Gaelic Football has gone the exact same way and Ferguson’s quote relating to Sports Science could never be truer in our own games. Is it for the better? I certainly think so, players are generally better conditioned, they train smarter and recover better and a lot is down to the advances in knowledge and expertise now involved not just at county level but now at club level too. We have many club managers in the DSS group, in fact a lot more operate at club level in comparison to county level and that’s only natural considering club activities make up 97% of our games.


It’s important to note though that despite all these changes the role of the club manager, the man appointed to take charge of a club’s senior team will still be expected to plan, organise, lead and control all aspects relating to the senior team and possibly reserve team. This may include; training sessions, selection of players, setting up a style or system of play and organisation of the team and most importantly duty of care to the individuals within that team. Obviously in a county set-up it’s probably much easier and responsibility is evenly spread with the manager more or less the figure head.


Andy Roxburgh the former Scottish international soccer team manager was UEFA technical director for 18years and former sporting director at New York red bulls, at UEFA his job was to monitor the work of the coaching professions most distinguished exponents. Roxburgh talks about the “three hats” of management, Selector, Coach and Manager, by selector he means being able to pick and balance the team. By Coach he means tailoring and taking training, coaching the team by organising and structuring a style of play and by Manager he means being able to communicate, handle players and maintain discipline and order within the group and also an ability to delegate and share responsibility among the staff at the club.


Not many you may think could do all three effectively but Roxburgh used Arsene Wenger, Alex Ferguson, Jose Mourinho, Jurgen Klopp, Pep Guardiola as prime examples of relatively recent managers who all wear the three hats! Within our own Gaelic games, it is common knowledge that recently the likes of Jim McGuinness had been very hands on at Donegal training and didn’t need the acquisition of a large number of training gurus. The great Mick O Dwyer only twice in his 35 years managing inter county teams did he employ a physical trainer, instead he got into the mix at training because he felt he could see a lot more of what was happening at ground level and felt closer to the players, he firmly believed you could grasp the atmosphere of the group a lot better by being in the mix rather than taking a stand back and watch approach.


There is also this myth that exists that to be a good manager/coach you have to have played and been successful at the highest level, which is complete and utter nonsense. The ability to deliver a pass effectively in Gaelic football and the ability to deliver a message well, are completely different things! I personally didn’t have an illustrious playing career, I didn’t begin my coaching career with a big reputation, a big name or a box of medals, I had to work extremely hard and think outside the box which I feel has helped me enormously to become the Coach I am today, being a PE teacher also helps me a lot, because you are managing different personalities all the time, your man management skills are constantly tested and you have to be an excellent motivator and innovator to survive in modern day teaching and coaching!

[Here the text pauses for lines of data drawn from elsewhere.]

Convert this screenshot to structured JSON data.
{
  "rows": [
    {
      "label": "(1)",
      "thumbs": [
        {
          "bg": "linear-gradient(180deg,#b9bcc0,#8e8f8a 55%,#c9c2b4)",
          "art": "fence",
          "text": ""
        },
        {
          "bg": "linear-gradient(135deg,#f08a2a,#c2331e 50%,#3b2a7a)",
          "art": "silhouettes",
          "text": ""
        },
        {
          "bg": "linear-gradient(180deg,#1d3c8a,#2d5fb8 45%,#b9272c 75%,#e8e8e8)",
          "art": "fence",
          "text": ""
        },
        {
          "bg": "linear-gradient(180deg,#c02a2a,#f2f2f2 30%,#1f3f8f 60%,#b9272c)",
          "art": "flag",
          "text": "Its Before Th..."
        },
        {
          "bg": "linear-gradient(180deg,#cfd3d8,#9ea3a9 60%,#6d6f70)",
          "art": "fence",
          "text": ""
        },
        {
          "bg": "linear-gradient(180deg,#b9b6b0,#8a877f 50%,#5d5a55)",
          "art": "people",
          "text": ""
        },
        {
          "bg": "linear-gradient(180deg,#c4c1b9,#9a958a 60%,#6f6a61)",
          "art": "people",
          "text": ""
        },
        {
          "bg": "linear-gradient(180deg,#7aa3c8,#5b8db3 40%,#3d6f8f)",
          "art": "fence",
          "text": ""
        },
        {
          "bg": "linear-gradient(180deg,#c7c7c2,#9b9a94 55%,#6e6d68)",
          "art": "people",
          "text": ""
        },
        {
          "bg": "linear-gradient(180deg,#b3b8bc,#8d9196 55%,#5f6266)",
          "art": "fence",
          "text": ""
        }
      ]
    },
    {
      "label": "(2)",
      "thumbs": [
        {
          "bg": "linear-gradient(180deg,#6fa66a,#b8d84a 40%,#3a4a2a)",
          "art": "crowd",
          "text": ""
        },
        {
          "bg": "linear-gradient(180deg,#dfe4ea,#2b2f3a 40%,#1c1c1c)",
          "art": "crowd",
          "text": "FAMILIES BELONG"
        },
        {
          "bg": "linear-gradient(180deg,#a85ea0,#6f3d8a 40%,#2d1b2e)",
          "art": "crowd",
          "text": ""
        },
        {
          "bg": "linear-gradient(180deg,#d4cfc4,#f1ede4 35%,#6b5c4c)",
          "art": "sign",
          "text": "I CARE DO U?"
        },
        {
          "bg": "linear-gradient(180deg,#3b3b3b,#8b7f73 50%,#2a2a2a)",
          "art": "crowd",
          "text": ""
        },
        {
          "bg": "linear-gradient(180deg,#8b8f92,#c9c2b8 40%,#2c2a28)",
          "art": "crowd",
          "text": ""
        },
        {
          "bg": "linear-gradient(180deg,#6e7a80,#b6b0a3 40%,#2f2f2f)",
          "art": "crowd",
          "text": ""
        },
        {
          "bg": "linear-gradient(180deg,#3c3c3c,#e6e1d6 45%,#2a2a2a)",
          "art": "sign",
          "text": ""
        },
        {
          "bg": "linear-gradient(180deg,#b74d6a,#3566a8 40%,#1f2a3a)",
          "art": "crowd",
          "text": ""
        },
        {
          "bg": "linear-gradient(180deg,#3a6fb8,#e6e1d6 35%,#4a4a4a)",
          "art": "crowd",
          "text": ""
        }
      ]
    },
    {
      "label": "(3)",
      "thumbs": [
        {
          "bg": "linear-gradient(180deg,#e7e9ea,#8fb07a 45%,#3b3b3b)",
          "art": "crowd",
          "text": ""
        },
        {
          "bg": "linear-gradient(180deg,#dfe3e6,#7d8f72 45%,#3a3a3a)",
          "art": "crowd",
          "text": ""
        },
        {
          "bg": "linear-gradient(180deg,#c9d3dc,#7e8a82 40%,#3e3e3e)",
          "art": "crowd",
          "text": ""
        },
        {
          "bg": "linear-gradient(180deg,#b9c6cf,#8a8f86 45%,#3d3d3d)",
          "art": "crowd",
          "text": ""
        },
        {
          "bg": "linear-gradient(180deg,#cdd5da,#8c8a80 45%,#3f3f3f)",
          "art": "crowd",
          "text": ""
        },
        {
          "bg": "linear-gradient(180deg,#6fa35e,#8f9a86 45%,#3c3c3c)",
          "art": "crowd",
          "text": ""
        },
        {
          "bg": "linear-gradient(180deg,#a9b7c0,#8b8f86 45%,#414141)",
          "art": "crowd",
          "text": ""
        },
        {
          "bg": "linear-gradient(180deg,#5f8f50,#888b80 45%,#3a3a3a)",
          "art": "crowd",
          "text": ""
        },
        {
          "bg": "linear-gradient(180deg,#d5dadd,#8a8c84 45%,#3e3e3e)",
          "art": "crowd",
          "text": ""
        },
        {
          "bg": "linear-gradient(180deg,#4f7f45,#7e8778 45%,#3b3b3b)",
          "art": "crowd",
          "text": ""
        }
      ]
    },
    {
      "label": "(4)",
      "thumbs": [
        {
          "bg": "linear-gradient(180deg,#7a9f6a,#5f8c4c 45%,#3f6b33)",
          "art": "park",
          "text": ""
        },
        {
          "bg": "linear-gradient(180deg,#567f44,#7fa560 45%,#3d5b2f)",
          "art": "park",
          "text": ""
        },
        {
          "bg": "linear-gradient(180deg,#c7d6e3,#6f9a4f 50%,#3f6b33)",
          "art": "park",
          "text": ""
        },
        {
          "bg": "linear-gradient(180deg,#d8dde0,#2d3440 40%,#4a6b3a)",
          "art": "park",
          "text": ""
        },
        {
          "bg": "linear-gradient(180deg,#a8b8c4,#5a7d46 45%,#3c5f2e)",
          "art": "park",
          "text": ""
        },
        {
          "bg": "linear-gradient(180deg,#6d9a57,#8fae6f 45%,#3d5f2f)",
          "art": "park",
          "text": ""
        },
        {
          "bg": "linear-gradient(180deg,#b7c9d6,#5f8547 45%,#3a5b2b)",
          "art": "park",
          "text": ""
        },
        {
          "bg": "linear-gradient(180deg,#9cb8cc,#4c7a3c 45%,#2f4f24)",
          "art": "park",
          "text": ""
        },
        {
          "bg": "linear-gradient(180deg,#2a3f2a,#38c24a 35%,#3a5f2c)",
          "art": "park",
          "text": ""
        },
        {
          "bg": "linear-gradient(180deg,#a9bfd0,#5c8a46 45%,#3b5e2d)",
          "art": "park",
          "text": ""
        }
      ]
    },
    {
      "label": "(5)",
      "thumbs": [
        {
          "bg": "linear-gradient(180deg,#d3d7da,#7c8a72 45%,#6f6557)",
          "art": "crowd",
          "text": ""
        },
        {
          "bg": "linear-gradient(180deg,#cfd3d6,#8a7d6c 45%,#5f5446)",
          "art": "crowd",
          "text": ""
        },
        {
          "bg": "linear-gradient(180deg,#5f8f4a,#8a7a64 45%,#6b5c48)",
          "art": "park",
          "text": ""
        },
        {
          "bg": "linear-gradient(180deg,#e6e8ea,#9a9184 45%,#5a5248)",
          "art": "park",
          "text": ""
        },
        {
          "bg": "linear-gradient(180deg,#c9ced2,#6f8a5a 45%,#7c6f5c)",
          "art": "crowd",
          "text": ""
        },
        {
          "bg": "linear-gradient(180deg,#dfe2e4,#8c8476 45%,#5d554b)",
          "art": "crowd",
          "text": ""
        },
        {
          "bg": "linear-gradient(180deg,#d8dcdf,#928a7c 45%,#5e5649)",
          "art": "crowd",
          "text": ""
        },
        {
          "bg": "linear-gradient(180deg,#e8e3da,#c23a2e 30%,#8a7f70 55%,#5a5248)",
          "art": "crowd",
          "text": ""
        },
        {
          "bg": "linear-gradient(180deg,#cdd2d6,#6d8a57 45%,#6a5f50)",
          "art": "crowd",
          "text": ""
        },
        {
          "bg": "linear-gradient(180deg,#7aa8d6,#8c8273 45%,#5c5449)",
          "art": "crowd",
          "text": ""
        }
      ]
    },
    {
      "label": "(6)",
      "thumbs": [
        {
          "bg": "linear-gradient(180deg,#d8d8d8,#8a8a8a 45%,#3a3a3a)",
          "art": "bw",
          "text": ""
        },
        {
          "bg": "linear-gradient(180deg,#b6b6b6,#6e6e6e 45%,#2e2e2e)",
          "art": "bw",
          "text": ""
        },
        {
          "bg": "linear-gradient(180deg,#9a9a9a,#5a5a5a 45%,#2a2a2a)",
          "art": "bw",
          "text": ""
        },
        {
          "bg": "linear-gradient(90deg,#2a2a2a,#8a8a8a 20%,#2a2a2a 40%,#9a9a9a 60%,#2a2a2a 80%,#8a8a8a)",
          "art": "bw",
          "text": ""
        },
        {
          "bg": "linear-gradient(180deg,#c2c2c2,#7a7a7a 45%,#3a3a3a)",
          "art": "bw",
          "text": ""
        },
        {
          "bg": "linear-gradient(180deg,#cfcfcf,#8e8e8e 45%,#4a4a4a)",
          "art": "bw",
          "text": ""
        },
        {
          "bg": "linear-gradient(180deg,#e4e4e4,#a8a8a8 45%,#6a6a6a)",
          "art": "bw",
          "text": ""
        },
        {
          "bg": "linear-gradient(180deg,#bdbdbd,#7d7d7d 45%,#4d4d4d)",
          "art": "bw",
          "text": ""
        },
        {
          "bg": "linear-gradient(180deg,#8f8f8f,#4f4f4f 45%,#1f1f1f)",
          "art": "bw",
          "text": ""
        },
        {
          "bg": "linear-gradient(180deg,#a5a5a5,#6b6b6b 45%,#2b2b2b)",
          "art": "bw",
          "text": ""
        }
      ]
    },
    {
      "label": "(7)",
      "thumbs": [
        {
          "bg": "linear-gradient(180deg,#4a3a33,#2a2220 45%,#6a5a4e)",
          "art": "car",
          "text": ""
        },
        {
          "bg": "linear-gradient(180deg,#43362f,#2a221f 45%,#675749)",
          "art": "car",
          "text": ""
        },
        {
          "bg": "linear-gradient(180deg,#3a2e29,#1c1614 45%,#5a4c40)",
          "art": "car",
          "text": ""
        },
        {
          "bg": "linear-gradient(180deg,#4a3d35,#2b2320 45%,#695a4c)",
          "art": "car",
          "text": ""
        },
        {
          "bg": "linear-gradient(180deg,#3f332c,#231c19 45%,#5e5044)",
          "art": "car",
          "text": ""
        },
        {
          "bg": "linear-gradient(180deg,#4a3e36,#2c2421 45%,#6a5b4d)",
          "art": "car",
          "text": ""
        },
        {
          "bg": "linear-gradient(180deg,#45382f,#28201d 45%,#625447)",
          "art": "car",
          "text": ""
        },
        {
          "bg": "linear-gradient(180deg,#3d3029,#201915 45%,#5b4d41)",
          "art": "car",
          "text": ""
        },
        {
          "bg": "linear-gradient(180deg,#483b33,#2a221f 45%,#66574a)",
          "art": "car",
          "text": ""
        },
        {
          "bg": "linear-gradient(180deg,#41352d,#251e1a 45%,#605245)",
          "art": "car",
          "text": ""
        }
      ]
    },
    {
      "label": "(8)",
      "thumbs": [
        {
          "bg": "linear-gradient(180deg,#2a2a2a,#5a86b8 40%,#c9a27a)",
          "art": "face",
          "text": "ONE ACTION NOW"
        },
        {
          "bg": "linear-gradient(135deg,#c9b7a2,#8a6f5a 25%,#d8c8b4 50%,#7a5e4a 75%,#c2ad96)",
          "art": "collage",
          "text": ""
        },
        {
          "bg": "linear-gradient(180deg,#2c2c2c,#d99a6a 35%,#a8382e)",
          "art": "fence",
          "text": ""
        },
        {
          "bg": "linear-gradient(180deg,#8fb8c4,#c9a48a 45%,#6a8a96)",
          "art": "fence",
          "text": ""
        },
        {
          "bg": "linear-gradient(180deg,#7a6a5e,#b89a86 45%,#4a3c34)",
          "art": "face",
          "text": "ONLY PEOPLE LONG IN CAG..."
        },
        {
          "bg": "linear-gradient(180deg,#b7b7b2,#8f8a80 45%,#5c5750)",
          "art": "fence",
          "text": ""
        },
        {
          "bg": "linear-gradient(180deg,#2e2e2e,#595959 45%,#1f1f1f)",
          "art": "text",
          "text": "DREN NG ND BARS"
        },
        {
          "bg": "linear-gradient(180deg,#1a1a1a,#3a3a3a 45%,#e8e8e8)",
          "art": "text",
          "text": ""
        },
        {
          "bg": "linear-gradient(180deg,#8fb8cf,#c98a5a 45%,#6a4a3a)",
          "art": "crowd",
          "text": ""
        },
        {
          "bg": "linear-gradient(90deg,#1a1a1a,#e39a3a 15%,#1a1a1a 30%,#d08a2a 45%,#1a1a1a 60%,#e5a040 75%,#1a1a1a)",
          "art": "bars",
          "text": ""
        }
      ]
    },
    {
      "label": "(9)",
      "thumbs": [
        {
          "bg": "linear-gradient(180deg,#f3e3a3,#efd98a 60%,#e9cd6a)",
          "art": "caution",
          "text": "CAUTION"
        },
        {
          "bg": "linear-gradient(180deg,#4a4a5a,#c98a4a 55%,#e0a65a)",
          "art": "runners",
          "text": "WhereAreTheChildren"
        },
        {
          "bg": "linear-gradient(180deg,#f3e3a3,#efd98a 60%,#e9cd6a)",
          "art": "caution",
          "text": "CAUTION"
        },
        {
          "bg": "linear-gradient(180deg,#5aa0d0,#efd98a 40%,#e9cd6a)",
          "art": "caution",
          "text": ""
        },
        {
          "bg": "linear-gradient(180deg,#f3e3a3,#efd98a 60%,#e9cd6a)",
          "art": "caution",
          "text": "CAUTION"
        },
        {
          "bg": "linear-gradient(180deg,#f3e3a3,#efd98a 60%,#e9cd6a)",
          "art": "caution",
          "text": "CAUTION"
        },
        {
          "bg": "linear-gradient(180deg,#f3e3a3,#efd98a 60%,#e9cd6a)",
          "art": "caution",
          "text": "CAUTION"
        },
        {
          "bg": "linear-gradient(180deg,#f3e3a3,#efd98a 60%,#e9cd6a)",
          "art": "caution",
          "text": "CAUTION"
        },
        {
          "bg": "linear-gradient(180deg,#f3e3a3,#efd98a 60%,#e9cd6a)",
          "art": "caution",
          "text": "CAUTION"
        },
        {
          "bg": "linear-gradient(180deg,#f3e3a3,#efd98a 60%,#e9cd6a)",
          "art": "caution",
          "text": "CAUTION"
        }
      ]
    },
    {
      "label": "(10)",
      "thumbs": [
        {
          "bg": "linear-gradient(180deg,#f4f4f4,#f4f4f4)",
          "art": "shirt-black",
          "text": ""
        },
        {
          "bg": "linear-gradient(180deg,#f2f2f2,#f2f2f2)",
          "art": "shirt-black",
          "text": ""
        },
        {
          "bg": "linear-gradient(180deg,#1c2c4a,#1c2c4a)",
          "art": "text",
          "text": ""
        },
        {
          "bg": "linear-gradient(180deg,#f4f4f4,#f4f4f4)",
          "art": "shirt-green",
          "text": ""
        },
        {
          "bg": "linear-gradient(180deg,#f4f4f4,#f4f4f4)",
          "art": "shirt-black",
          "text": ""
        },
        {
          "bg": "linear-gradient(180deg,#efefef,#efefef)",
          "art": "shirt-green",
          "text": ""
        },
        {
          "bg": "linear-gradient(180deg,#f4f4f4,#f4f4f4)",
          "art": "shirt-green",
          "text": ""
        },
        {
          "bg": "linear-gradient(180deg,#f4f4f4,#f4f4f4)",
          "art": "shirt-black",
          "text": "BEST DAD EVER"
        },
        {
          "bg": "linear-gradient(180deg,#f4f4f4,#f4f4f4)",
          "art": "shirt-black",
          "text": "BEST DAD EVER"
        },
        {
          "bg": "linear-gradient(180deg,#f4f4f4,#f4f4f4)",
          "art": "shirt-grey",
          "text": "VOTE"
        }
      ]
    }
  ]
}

Finally, some positive qualities which may help guide a manager/coach on the right direction


  1. Love of the game:

Live and breath the game, never stop learning, watch the top teams train and play, study the game and other games, engross yourself in the game and have a really good understanding of the rules, skills and strategies of the game.


  1. Personal qualities:

Good motivator, enthusiast, being an industrious person who communicates effectively will all their players and provides regular praise.


  1. An Effective Man Manager:

Probably the key management/coaching skill your ability to manage all the different personalities and ego’s that exist in the changing rooms. Knowing when to put an arm round someone or give a dressing down, all players respond differently.


  1. Be Yourself:

The great John Wooden use to say, “Time spent comparing yourself to others is time spent wasted” don’t try and be someone you aren’t, everyone has their own unique personality and qualities they bring to teams. Believe and trust in your own.